A bill working through legislature aims to require any able-bodied TennCare recipient to work, volunteer or go to school to remain on the program.
Danielle Alaimo has unexpectedly found herself in the middle of the battle at the state Capitol. Caught in the middle is her four-year-old son Malcom and thousands of other Tennesseans who get medical assistance from the state.
House Speaker Beth Harwell has championed the bill which would put strict requirements in place for the nearly 1.4 million people currently on TennCare.
Alaimo said she's worried she will be one of those people.
The single mother of two is currently the primary caretaker for 4-year-old Malcom who was born with a form of Cytomegalovirus. Essentially, the regulation center of his brain is missing, doctors never expected him to live more than a few weeks.
"Every birthday is huge. He's never not been happy, he's never known anything is wrong," Danielle said sitting in the living room of a family member's home in Nashville.
Because of his condition, Malcom can't function on his own. He's nearly deaf and can't speak. Before he was born Danielle had a full time job but she says her priorities had to change because of Malcom's constant need for care.
"My entire focus had to change, there was no going back to work. There was no hanging out with friends it was business, the business of keeping a child alive," she said.

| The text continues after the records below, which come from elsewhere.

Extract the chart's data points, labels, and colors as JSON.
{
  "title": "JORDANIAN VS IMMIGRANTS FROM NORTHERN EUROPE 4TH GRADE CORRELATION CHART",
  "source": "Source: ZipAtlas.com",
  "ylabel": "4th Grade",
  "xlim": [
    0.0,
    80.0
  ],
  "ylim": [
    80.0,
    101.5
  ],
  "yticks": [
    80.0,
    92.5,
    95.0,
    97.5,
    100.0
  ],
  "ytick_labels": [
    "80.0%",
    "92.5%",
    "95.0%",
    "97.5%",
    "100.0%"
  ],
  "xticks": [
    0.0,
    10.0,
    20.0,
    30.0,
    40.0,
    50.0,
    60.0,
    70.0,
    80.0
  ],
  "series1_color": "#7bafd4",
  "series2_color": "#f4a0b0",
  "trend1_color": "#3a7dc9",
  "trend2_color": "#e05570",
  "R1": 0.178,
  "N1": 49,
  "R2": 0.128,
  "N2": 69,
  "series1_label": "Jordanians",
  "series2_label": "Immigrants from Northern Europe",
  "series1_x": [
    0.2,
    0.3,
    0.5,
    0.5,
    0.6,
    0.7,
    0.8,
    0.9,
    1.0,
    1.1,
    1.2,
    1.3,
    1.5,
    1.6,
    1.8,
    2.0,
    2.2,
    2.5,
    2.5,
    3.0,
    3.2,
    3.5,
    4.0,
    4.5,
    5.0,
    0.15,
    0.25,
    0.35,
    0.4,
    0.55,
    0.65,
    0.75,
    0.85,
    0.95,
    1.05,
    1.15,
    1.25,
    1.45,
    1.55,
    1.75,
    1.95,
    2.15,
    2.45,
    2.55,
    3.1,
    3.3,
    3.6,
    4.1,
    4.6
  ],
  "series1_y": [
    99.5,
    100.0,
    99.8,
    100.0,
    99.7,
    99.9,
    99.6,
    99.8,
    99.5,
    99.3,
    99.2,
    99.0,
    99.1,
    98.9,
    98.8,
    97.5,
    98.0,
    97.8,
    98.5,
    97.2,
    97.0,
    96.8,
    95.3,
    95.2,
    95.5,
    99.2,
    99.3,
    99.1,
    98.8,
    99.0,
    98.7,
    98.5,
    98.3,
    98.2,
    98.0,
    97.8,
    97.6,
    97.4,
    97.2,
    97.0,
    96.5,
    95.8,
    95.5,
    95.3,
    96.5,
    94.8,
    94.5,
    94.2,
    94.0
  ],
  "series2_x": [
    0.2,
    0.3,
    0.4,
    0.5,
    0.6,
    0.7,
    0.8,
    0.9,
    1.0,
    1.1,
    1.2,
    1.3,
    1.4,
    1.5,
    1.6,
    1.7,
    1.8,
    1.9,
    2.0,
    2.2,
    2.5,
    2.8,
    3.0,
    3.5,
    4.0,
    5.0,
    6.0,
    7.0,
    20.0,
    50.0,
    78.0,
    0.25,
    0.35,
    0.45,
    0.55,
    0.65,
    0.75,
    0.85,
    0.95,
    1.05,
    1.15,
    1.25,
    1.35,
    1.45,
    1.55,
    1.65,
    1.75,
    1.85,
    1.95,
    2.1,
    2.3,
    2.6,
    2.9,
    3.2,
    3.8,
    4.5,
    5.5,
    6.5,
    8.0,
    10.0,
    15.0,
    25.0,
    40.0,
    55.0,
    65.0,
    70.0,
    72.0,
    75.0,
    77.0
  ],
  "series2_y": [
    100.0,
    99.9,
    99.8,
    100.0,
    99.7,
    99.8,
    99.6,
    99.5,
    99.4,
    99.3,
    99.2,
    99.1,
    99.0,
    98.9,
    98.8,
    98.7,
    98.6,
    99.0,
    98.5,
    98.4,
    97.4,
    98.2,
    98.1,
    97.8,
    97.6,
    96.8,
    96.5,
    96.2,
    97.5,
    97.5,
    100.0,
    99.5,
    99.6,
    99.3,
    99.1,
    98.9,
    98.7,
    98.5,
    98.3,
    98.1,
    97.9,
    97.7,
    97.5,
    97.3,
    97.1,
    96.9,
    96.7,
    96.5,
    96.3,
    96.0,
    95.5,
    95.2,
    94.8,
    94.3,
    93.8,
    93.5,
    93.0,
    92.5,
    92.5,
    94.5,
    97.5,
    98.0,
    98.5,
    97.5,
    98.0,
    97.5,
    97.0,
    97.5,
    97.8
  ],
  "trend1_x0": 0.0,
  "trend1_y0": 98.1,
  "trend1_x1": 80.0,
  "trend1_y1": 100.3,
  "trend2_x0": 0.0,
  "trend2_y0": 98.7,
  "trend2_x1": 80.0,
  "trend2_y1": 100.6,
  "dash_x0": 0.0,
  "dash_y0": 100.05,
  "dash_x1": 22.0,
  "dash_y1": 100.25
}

Danielle is concerned that she will be targeted by the new TennCare work requirement. Even though she herself is chronically ill, she would technically be considered able-bodie and therefore required to work or be kicked off TennCare. Danielle though, says no job would afford her the pay or time off she needs to take care of Malcom.
She's now become a powerful player in the push back against the bill which has already passed the state House by a large majority.
"This is damaging to people, this is going to put a lot of families in jeopardy that don’t need to be," she added.
But House Speaker Beth Harwell says TennCare is not a lifetime entitlement program. Her goal with the bill is to reign in recipients who may be playing the system.
She released the following statement:
"I appreciate Rep. Dan Howell shepherding this bill through the process. It will only apply to able-bodied adults without dependent children under six, and exempts the medically frail, elderly, and caregivers. The requirement can be fulfilled through 20 hours of work, school (which is free through TN Reconnect), or volunteering. The goal of this legislation, and the waiver, is to move Tennesseans out of poverty, and education and employment are two of the biggest factors in doing so."
Estimates are that it could costs millions to try to implement such a program.
Harwell's bill is currently awaiting Senate approval, while Danielle is working to try to change minds of lawmakers who may listen.
"It’s not just about me, it’s about the thousands of people affected by this," said Alaimo.